1. Value Standardization#

Always convert values to lowercase and consistent format:

def get_replace_rules(self) -> dict[str, dict]:
    return {
        "q01": {
            "YES": "yes",
            "Yes": "yes",
            "yes": "yes",
        },
    }

2. Documentation#

Document each rule clearly:

def get_split_rules(self) -> list[SplitColumnRule]:
    """
    Split geographic data into components.

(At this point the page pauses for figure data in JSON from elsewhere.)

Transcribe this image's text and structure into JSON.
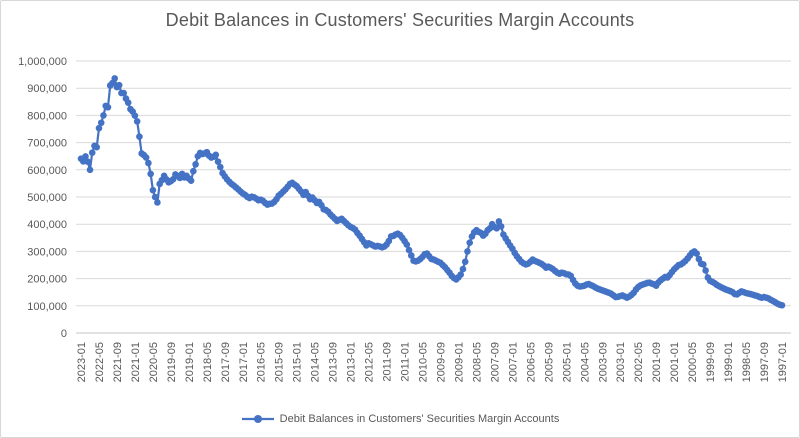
{
  "title": "Debit Balances in Customers' Securities Margin Accounts",
  "legend": {
    "label": "Debit Balances in Customers' Securities Margin Accounts"
  },
  "colors": {
    "series": "#4472C4",
    "gridline": "#d9d9d9",
    "axis_line": "#c6c6c6",
    "text": "#595959",
    "background": "#ffffff"
  },
  "chart_data": {
    "type": "line",
    "title": "Debit Balances in Customers' Securities Margin Accounts",
    "xlabel": "",
    "ylabel": "",
    "ylim": [
      0,
      1000000
    ],
    "grid": "horizontal",
    "legend_position": "bottom",
    "x_order_note": "monthly values, reverse-chronological left to right",
    "x_start": "2023-01",
    "x_end": "1997-01",
    "x_step_months": -1,
    "x_tick_every": 8,
    "x_tick_labels": [
      "2023-01",
      "2022-05",
      "2021-09",
      "2021-01",
      "2020-05",
      "2019-09",
      "2019-01",
      "2018-05",
      "2017-09",
      "2017-01",
      "2016-05",
      "2015-09",
      "2015-01",
      "2014-05",
      "2013-09",
      "2013-01",
      "2012-05",
      "2011-09",
      "2011-01",
      "2010-05",
      "2009-09",
      "2009-01",
      "2008-05",
      "2007-09",
      "2007-01",
      "2006-05",
      "2005-09",
      "2005-01",
      "2004-05",
      "2003-09",
      "2003-01",
      "2002-05",
      "2001-09",
      "2001-01",
      "2000-05",
      "1999-09",
      "1999-01",
      "1998-05",
      "1997-09",
      "1997-01"
    ],
    "y_tick_labels": [
      "0",
      "100,000",
      "200,000",
      "300,000",
      "400,000",
      "500,000",
      "600,000",
      "700,000",
      "800,000",
      "900,000",
      "1,000,000"
    ],
    "values": [
      641000,
      631000,
      649000,
      630000,
      600000,
      663000,
      688000,
      683000,
      753000,
      773000,
      800000,
      835000,
      830000,
      910000,
      919000,
      936000,
      904000,
      911000,
      882000,
      882000,
      862000,
      847000,
      823000,
      814000,
      799000,
      778000,
      722000,
      660000,
      654000,
      645000,
      625000,
      585000,
      525000,
      500000,
      480000,
      548000,
      562000,
      578000,
      565000,
      554000,
      558000,
      565000,
      583000,
      578000,
      570000,
      585000,
      572000,
      578000,
      568000,
      560000,
      595000,
      620000,
      650000,
      662000,
      658000,
      660000,
      665000,
      652000,
      645000,
      648000,
      655000,
      630000,
      610000,
      588000,
      576000,
      565000,
      556000,
      548000,
      542000,
      535000,
      528000,
      520000,
      513000,
      508000,
      501000,
      496000,
      501000,
      499000,
      494000,
      488000,
      490000,
      486000,
      478000,
      472000,
      475000,
      476000,
      482000,
      492000,
      505000,
      512000,
      520000,
      528000,
      538000,
      548000,
      552000,
      546000,
      540000,
      530000,
      520000,
      508000,
      518000,
      505000,
      492000,
      498000,
      488000,
      478000,
      482000,
      470000,
      455000,
      452000,
      446000,
      436000,
      428000,
      420000,
      412000,
      416000,
      420000,
      412000,
      404000,
      396000,
      390000,
      386000,
      380000,
      368000,
      358000,
      346000,
      334000,
      322000,
      330000,
      326000,
      322000,
      318000,
      320000,
      318000,
      315000,
      318000,
      325000,
      338000,
      355000,
      357000,
      362000,
      365000,
      360000,
      350000,
      338000,
      325000,
      305000,
      285000,
      266000,
      263000,
      266000,
      272000,
      280000,
      290000,
      292000,
      282000,
      272000,
      270000,
      266000,
      262000,
      258000,
      250000,
      242000,
      232000,
      222000,
      210000,
      202000,
      197000,
      205000,
      215000,
      235000,
      262000,
      300000,
      332000,
      355000,
      370000,
      378000,
      372000,
      368000,
      358000,
      365000,
      378000,
      385000,
      400000,
      390000,
      385000,
      410000,
      392000,
      362000,
      348000,
      335000,
      322000,
      310000,
      295000,
      282000,
      272000,
      262000,
      256000,
      252000,
      255000,
      262000,
      270000,
      265000,
      262000,
      258000,
      254000,
      248000,
      240000,
      244000,
      240000,
      235000,
      228000,
      222000,
      218000,
      222000,
      220000,
      216000,
      215000,
      210000,
      195000,
      182000,
      174000,
      171000,
      172000,
      174000,
      178000,
      180000,
      176000,
      172000,
      167000,
      163000,
      160000,
      157000,
      154000,
      151000,
      148000,
      144000,
      138000,
      132000,
      133000,
      136000,
      138000,
      134000,
      130000,
      134000,
      140000,
      148000,
      160000,
      169000,
      175000,
      178000,
      181000,
      184000,
      185000,
      182000,
      179000,
      174000,
      186000,
      194000,
      200000,
      206000,
      204000,
      213000,
      224000,
      234000,
      242000,
      250000,
      252000,
      258000,
      265000,
      274000,
      285000,
      295000,
      300000,
      292000,
      272000,
      255000,
      252000,
      230000,
      204000,
      192000,
      188000,
      183000,
      177000,
      172000,
      168000,
      164000,
      160000,
      157000,
      154000,
      150000,
      143000,
      142000,
      148000,
      153000,
      150000,
      147000,
      145000,
      143000,
      141000,
      138000,
      136000,
      132000,
      130000,
      132000,
      130000,
      127000,
      122000,
      118000,
      113000,
      108000,
      104000,
      102000
    ]
  }
}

    Input format: "Country - Region - Subregion"
    Output columns: ["country", "region", "subregion"]
    """
    return [...]

3. Handle Edge Cases#

Consider missing or invalid values:

def get_replace_rules(self) -> dict[str, dict]:
    return {
        "q01": {
            "": "missing",
            "N/A": "missing",
            "Unknown": "missing",
            "Prefer not to answer": "prefer_not_to_answer",
        },
    }

4. Keep Rules Maintainable#

Group related rules together:

def get_replace_rules(self) -> dict[str, dict]:
    gender_rules = {"M": "male", "F": "female"}
    age_rules = {"<18": "under_18", "18-25": "18_25"}
    return {
        "q01": gender_rules,
        "q02": age_rules,
    }

5. Test with Sample Data#

Always test with representative sample data:

poetry run ti prepare sample_data.csv \
  --plugin plugins.your_survey.YourSurveySchema

Verify output:

  • All categorical values are in config.toml choices

  • No unexpected missing values

  • Split columns have correct structure

  • Binned columns have correct labels

Common Issues and Solutions#

Plugin Not Found#

Ensure the module path is correct:

# Correct format: plugins.package.ClassName
poetry run ti prepare data.csv --plugin plugins.your_survey.YourSurveySchema

# NOT: plugins/your_survey/YourSurveySchema
# NOT: your_survey.YourSurveySchema

Import Errors#

Add plugin to pyproject.toml if needed:

[tool.poetry.plugins."titanite.surveys"]
your_survey = "plugins.your_survey.YourSurveySchema"

Data Type Mismatches#

Ensure categorical values match config.toml:

[categorical_choices]
q01 = ["male", "female", "other"]  # Lowercase

Missing Replacements#

Check that all observed values have replacement rules:

# Run validation to find unmapped values
poetry run ti config --questions

Example: ICRC2023Schema#

See plugins/icrc2023/ICRC2023Schema for a complete reference implementation covering:

  • Complex geographic splitting (UN geoscheme)

  • Multiple clustering rules

  • Sentiment analysis integration

  • Free-text response handling

Next Steps#

  1. Review the ICRC2023Schema reference implementation

  2. Create your survey plugin following the quick start

  3. Write unit and integration tests

  4. Document your schema in CLAUDE.md

  5. Submit a PR with your plugin

For questions, see Architecture for design details or Testing for test guidelines.